Lead (Pb) is one of the most prevalent heavy metals found in the environment [1], [2]. and is widely used in numerous industrial products such as batteries, pigments, and metal plating [3]. It enters the food chain mainly through polluted air, soil, water, and food in many countries [4]. Pb is one of the most common sources of heavy metal exposure, contributing to tissue and organ damage in the human body [5]. Moreover, it can adversely affect various bodily functions, inducing gastrointestinal, neurological, reproductive, hematological, and immunological effects [6]. Pb poisoning has emerged as a crucial health risk for both humans and animals, particularly during industrialization in China, with children being especially vulnerable [7]. This exposure causes devastating damage not only to brain development but also to kidney function [8]. Heavy metal poisoning has detrimental effects on neurodevelopment[9] and behavioral impairments during early childhood [10]. Even low concentrations of Pb in the blood can result in the reduction of intelligence quotient [11]. In addition, the kidney, being a pivotal metabolic organ, is highly sensitive to Pb poisoning, alongside brain [12]. Studies on Pb poisoning have suggested that it is associated with a wide range of kidney biological alterations, including histopathological changes and oxidative injury [13], [14].

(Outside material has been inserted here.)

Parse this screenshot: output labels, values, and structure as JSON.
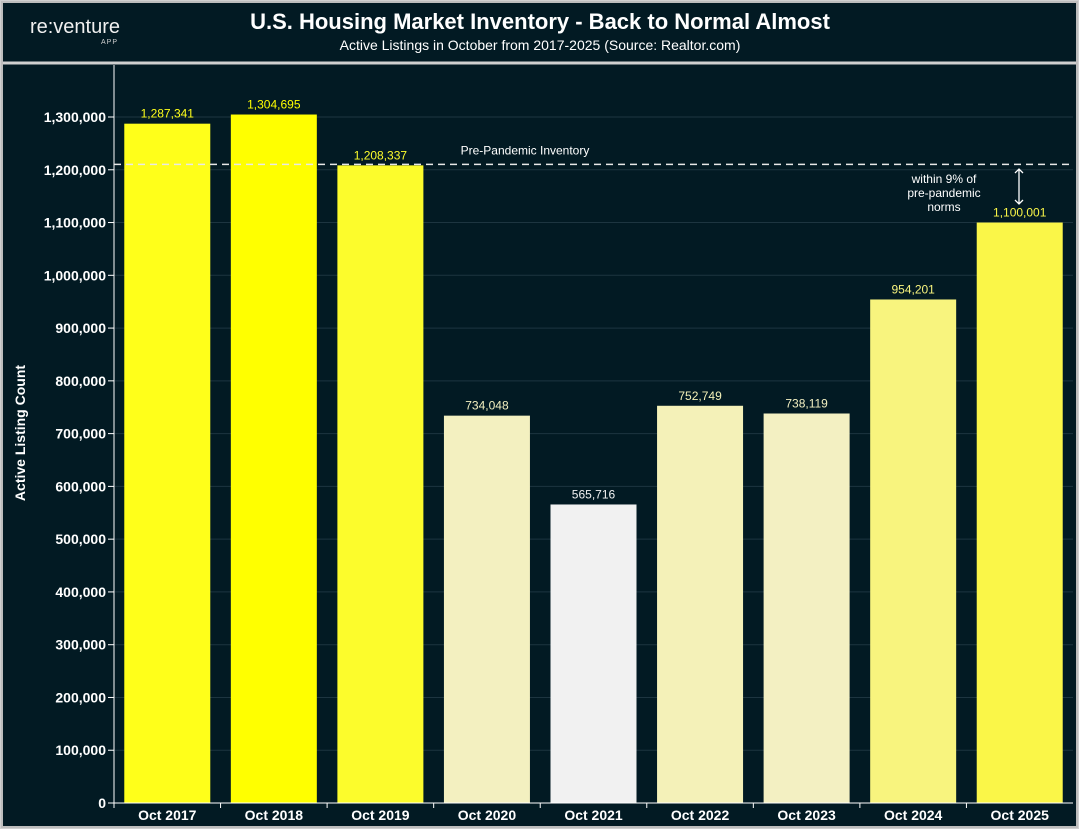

At present, chelating therapy, such as calcium disodium ethylenediaminetetraacetate (CaNa2EDTA), is one of the most effective therapeutic methods for Pb accumulation, promoting its excretion in vivo[15]. Unfortunately, chelating drugs cannot be used to treat Pb poisoning due to their numerous side effects and failure to ameliorate Pb-induced renal injury. Moreover, exceeding the maximum daily intake of these drugs may increase the risk of death. Additionally, chelation therapy may remove essential heavy metals from the body [16]. Thus, an urgent need exists to identify highly effective, safe, and low-toxicity drugs for the treatment of Pb poisoning.

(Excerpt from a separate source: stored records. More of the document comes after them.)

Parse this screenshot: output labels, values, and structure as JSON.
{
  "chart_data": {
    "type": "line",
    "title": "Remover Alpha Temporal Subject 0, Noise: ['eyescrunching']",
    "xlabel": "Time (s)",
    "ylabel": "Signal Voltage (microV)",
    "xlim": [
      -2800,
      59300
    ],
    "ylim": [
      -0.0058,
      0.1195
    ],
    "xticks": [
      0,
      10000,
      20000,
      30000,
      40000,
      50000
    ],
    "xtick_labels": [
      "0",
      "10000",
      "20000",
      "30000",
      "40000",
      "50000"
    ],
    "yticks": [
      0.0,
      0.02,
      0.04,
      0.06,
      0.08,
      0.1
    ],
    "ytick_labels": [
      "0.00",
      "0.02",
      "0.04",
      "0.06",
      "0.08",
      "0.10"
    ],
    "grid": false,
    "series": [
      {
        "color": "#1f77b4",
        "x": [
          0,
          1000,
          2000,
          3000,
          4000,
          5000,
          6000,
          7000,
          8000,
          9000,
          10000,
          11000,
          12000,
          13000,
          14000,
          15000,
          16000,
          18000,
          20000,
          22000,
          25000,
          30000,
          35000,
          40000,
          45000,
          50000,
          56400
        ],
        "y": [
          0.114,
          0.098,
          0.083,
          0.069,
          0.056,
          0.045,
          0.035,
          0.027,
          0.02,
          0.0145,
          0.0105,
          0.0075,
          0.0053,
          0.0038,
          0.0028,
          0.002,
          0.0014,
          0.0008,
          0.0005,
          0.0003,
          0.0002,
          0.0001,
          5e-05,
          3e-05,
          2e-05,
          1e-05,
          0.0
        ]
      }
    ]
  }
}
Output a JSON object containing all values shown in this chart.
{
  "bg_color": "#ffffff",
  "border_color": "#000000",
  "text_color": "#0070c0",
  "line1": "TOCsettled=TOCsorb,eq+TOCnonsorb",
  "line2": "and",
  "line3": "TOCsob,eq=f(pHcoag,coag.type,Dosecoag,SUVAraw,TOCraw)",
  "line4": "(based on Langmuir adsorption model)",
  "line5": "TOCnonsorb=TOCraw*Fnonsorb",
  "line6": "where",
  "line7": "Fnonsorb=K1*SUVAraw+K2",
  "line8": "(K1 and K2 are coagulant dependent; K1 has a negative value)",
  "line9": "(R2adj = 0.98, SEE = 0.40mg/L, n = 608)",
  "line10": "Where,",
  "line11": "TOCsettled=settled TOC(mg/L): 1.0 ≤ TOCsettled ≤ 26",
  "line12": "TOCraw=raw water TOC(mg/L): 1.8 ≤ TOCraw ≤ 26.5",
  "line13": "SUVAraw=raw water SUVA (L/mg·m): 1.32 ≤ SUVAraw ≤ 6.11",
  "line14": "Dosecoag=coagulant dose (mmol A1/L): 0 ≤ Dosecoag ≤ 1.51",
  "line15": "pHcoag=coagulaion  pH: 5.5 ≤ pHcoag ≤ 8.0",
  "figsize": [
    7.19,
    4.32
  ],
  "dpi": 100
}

As an essential nutritional factor, selenium (Se) could reverse spontaneous and secondary pathophysiological changes caused by oxidative stress [17]. Meanwhile, it is a key component of most selenoproteins, including glutathione peroxidases (GSH-Px), heme oxygenase-1 (HO-1) and thioredoxin reductases [18]. These selenoproteins play crucial roles in antioxidant defense, immunity, and detoxification functions [19]. Moreover, Se possesses a strong affinity for metal elements and may diminish the toxicity of heavy metals, such as Pb [20], aluminum [21] and cadmium [22]. Furthermore, antioxidants have been suggested to improve the efficacy and survival rate of treatments aimed at alleviating Pb-induced toxicity [23]. Se has been highly advocated as a food additive for disease prevention and treatment due to its ability to prevent certain diseases and remove reactive oxygen species (ROS)[24]. Moreover, the studies have indicated that Se-containing peptides protect against Pb-induced oxidative stress in NCTC1469 hepatocytes by regulating the Kelch-like ECH-associated protein 1 (KEAP1)/ Nuclear factor (erythroid-derived-2)-related factor 2 (NRF2) pathway [25]. Further, the NRF2 pathway may be related to the antagonistic effect of Se on Pb-induced apoptosis and oxidative stress in sheep Leydig cells [26].

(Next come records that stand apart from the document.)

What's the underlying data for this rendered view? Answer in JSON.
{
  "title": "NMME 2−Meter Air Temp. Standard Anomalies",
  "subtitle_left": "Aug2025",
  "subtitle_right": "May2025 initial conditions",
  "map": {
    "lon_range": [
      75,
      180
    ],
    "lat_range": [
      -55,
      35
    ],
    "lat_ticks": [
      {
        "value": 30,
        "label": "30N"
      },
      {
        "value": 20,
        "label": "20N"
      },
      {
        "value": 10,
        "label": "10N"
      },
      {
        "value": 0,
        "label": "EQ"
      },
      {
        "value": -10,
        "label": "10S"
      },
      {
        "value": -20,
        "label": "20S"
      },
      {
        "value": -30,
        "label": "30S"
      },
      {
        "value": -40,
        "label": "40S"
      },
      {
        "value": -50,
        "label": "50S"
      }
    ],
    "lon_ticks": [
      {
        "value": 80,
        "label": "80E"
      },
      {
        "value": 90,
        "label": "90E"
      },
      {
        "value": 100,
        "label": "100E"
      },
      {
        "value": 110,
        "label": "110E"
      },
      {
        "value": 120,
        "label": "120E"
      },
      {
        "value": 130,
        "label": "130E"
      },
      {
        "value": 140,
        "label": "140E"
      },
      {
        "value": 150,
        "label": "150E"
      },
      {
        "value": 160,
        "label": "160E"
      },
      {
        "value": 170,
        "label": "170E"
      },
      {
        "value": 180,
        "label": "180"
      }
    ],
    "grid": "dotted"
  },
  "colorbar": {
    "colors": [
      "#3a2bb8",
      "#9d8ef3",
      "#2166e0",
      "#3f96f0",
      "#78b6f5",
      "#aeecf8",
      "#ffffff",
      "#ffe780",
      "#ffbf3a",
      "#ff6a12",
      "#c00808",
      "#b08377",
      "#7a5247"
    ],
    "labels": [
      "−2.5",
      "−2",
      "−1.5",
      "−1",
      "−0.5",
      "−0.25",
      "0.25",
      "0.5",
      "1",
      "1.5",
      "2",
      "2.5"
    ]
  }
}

In a previous study, we found that Se has antioxidant properties and Pb ion-chelating activities. Nevertheless, whether Se exerts a similar protective effect on Pb-induced kidney injury by modulating NRF2 expression remains unknown. In the present study, we investigate the protective effects of Se against Pb-induced renal oxidative injury in human renal tubular epithelial (HK-2) cells and weaning rats. Our findings demonstrate that Se ameliorated Pb-induced nephrotoxicity by reducing oxidative stress in vivo and in vitro.